South Carolina's chief executive is also a practical problem solver. When Wall Street was poised to lower the state's perfect AAA bond rating over concern for the $155 million budget deficit Hodges left as a parting gift, the MBA-educated governor traveled to New York. He persuaded two of the three main bond-rating agencies to maintain South Carolina's score, while the third only dropped it one notch, to AA+.

Sanford hasn't even hinted that he's interested in running for 1600 Pennsylvania Ave., but that hasn't stopped activists and contributors from prodding him. Should he run, he would face very long odds. Then again, long odds are all he's ever known. In a seven-way 2002 primary, he beat three statewide-elected officials and then cruised to a fairly easy victory over incumbent Democratic Gov. Jim Hodges. Going back even further, he emerged from complete obscurity to top a six-way Congressional primary in 1994.
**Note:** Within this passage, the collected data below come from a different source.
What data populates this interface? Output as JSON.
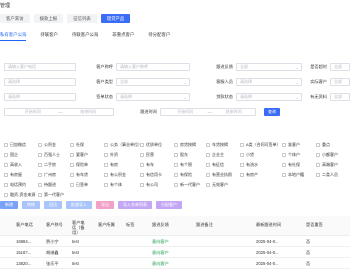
{
  "header": {
    "title": "管理"
  },
  "nav_tabs": [
    "客户来访",
    "拨款上报",
    "征信列表",
    "理贷产品"
  ],
  "sub_tabs": [
    "私有客户公海",
    "待联客户",
    "待联客户公海",
    "非重点客户",
    "待分配客户"
  ],
  "filters": {
    "row1": [
      {
        "label": "",
        "placeholder": "请输入客户电话"
      },
      {
        "label": "客户称呼",
        "placeholder": "请输入客户称呼"
      },
      {
        "label": "跟进反馈",
        "placeholder": "全部"
      },
      {
        "label": "是否超时",
        "placeholder": "全部"
      }
    ],
    "row2": [
      {
        "label": "",
        "placeholder": "请选择"
      },
      {
        "label": "客户类型",
        "placeholder": "全部"
      },
      {
        "label": "客服人员",
        "placeholder": "请选择"
      },
      {
        "label": "实际客户",
        "placeholder": "全部"
      }
    ],
    "row3": [
      {
        "label": "",
        "placeholder": "请选择"
      },
      {
        "label": "签单状态",
        "placeholder": "请选择"
      },
      {
        "label": "贷款状态",
        "placeholder": "请选择"
      },
      {
        "label": "有无资料",
        "placeholder": "全部"
      }
    ],
    "row4": {
      "range1": {
        "start": "开始时间",
        "end": "结束时间"
      },
      "label": "跟进时间",
      "range2": {
        "start": "开始时间",
        "end": "结束时间"
      },
      "search": "查询"
    }
  },
  "tags": [
    [
      "已加微信",
      "公积金",
      "社保",
      "公务（事业单位）",
      "优质单位",
      "房贷按揭",
      "车贷按揭",
      "A类（合同可签单）",
      "准客户",
      "重点"
    ],
    [
      "国企",
      "百强人士",
      "要客户",
      "外资",
      "民营",
      "股东",
      "企业主",
      "小贷",
      "个体户",
      "小额客户"
    ],
    [
      "高收入",
      "二手房",
      "保险单",
      "有房",
      "有车",
      "有个税",
      "有征信",
      "有流水",
      "有社保",
      "高端客户"
    ],
    [
      "有房屋",
      "广州房",
      "有车贷",
      "有公积金",
      "有信用卡",
      "有保险",
      "有营业执照",
      "有房产",
      "本地户籍",
      "二类人员"
    ],
    [
      "电话预约",
      "待跟进",
      "已签单",
      "有个体",
      "有公司",
      "新一代客户",
      "无效客户"
    ],
    [
      "融资-资金来源",
      "第一代客户"
    ]
  ],
  "action_buttons": [
    "新增",
    "转移",
    "回访",
    "批量导入",
    "导出",
    "导入名单列表",
    "分配客户"
  ],
  "table": {
    "columns": [
      "客户电话",
      "客户称号",
      "客户电话（备用）",
      "客户所属",
      "标签",
      "跟进反馈",
      "跟进备注",
      "最新跟进时间",
      "是否重签"
    ],
    "rows": [
      {
        "phone": "16884...",
        "name": "贾小宁",
        "source": "test",
        "feedback": "意向客户",
        "time": "2025-04-0...",
        "flag": "否"
      },
      {
        "phone": "1516?...",
        "name": "胡继鑫",
        "source": "test",
        "feedback": "意向客户",
        "time": "2025-04-0...",
        "flag": "否"
      },
      {
        "phone": "13820...",
        "name": "张乐平",
        "source": "test",
        "feedback": "意向客户",
        "time": "2025-04-0...",
        "flag": "否"
      }
    ]
  },
  "colors": {
    "primary": "#3b6cf6",
    "link_green": "#1e9e4f"
  }
}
In spite of open opposition from some in the Republican establishment, Sanford won handily, 55-45 — the largest margin for any South Carolina gubernatorial or Senate candidate in 16 years. To celebrate defying the GOP old guard and winning, Sanford is about to fight fellow Republicans — again — for more tax cuts.

That this is par for his course is exactly why conservatives, from inside the Beltway and out, have been pleading with Sanford to think of the White House — and why his message could resonate with voters.